En los primeros dos párrafos del
cuento se destaca la función referencial que entrega antecedentes
sobre lo que puede entenderse como una obsesión: «yo pensaba
mucho en los axolotl». Esta acción aparece precedida por
una frase que es una fórmula estereotipada a la manera del “Había
una vez...” de los cuentos infantiles, en este caso el pretérito
indefinido sugiere un tiempo fijo de naturaleza casi mítica: “Hubo
un tiempo”. Los informantes que a continuación nos entrega
el hablante sitúan el lugar de los acontecimientos en uno de los
acuarios de París.

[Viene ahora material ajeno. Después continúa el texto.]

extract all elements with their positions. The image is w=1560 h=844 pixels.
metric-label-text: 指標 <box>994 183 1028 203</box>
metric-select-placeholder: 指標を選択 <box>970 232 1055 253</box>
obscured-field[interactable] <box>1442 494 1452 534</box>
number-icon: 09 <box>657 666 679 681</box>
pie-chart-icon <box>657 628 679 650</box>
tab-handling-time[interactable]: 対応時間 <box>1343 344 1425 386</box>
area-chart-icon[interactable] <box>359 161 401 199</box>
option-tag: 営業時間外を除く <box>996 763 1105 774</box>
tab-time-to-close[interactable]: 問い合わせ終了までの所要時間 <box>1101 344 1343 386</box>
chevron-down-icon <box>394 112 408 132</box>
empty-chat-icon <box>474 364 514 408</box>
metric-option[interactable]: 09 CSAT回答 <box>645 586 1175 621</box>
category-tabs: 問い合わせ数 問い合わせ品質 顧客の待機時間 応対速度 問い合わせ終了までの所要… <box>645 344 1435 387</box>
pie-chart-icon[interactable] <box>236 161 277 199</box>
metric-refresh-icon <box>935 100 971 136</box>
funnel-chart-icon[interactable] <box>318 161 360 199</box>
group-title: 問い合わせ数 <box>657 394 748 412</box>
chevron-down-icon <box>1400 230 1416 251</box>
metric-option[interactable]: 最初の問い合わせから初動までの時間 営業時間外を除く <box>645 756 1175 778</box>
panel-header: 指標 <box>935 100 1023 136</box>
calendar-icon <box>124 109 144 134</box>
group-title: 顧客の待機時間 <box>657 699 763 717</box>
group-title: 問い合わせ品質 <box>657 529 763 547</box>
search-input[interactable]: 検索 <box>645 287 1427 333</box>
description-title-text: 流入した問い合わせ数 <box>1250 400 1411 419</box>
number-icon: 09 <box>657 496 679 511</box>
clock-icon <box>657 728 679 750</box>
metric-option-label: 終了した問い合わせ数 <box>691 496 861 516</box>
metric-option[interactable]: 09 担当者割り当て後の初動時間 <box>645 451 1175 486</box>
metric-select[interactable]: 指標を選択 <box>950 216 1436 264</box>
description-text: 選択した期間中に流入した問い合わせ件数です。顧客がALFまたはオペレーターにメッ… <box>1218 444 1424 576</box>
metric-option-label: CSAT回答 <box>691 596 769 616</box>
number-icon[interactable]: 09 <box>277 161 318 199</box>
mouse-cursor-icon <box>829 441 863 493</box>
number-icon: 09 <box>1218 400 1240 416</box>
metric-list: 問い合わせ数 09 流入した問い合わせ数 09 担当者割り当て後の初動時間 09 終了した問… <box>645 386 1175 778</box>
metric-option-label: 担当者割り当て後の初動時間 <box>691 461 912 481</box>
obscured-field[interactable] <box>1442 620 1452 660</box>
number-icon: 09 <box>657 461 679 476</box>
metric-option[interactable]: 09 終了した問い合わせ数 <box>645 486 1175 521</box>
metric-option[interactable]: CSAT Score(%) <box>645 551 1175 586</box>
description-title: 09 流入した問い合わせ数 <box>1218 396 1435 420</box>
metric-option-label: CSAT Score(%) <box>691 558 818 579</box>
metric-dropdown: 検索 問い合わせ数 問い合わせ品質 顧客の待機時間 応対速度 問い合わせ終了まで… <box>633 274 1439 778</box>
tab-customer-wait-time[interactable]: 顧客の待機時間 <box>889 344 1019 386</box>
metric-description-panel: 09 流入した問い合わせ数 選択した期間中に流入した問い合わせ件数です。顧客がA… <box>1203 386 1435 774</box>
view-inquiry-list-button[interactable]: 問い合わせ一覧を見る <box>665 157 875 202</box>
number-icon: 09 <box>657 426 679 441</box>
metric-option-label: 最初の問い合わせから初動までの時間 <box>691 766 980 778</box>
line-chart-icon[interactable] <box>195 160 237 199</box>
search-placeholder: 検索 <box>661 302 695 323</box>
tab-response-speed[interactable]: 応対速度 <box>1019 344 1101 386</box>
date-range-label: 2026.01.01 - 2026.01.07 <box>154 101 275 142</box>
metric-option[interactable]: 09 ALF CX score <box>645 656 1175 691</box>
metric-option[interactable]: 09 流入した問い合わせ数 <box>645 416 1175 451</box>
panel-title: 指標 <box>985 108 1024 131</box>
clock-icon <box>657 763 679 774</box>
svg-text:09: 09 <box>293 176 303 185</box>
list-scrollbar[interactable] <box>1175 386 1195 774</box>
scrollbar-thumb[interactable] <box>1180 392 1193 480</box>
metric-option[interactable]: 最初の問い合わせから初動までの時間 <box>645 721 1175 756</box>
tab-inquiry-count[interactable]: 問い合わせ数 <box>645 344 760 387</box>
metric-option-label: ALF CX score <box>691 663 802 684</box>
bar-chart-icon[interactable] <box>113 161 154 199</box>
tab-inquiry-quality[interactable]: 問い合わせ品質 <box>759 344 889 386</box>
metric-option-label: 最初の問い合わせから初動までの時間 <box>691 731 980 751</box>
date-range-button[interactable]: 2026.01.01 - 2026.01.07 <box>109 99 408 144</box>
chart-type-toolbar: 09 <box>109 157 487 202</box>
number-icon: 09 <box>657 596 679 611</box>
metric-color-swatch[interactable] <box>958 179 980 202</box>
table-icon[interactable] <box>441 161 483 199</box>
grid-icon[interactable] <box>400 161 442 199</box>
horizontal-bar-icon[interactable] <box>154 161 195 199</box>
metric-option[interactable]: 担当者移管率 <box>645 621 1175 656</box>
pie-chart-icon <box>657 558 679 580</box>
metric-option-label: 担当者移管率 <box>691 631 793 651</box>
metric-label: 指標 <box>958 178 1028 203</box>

El sujeto de la enunciación aparece en
forma explícita y esto
pone sobre el texto la situación donde nos obliga a asumir las
categorías yo (el sujeto de la enunciación — emisor
— narrador y un contexto situado en el presente desde el cual evoca
el pasado que es el material diegético).
Ese tiempo mítico es el tiempo de
la contemplación: «me quedaba horas mirándolos».
Contemplación aquí deviene como meditación, es decir,
estado a través del cual se busca la trascendencia. Se puede decir
en Greimas que ese es el objeto que mueve a través del deseo al
sujeto. Bruscamente, el narrador, utilizando la función referencial,
nos dice que ahora es un axolotl. Las transgresiones que operan en este
pasaje tienen que ver con la naturaleza animal (en oposición a
la naturaleza humana) del narrador. El que sea un sujeto que no tiene
“habla” el que nos cuenta a través del lenguaje humano
una historia, tiene tan antiguos antecedentes como el famoso Coloquio
de los perros de Cervantes. Salvo que aquí hay una dicotomía
donde el hombre convertido en axolotl dice al final del cuento que él
imaginará todo esto y escribirá un cuento. El recurso es
el de una narración circular. Lo importante en este cuento es la
contigüidad de las frases, que por su falta de nudos o funciones
cardinales deja planteado el problema de cómo un sujeto humano
deviene en pez. Este va a ser el contenido de la historia: contar la metamorfosis
que de una forma u otra nos remite a un universo que sería kafkiano
si no fuera porque aquí sí hay sentido en el concepto más
tradicional de trascendencia.
El segundo párrafo da cuenta del
momento en que se ponen en contacto por primera vez el “yo”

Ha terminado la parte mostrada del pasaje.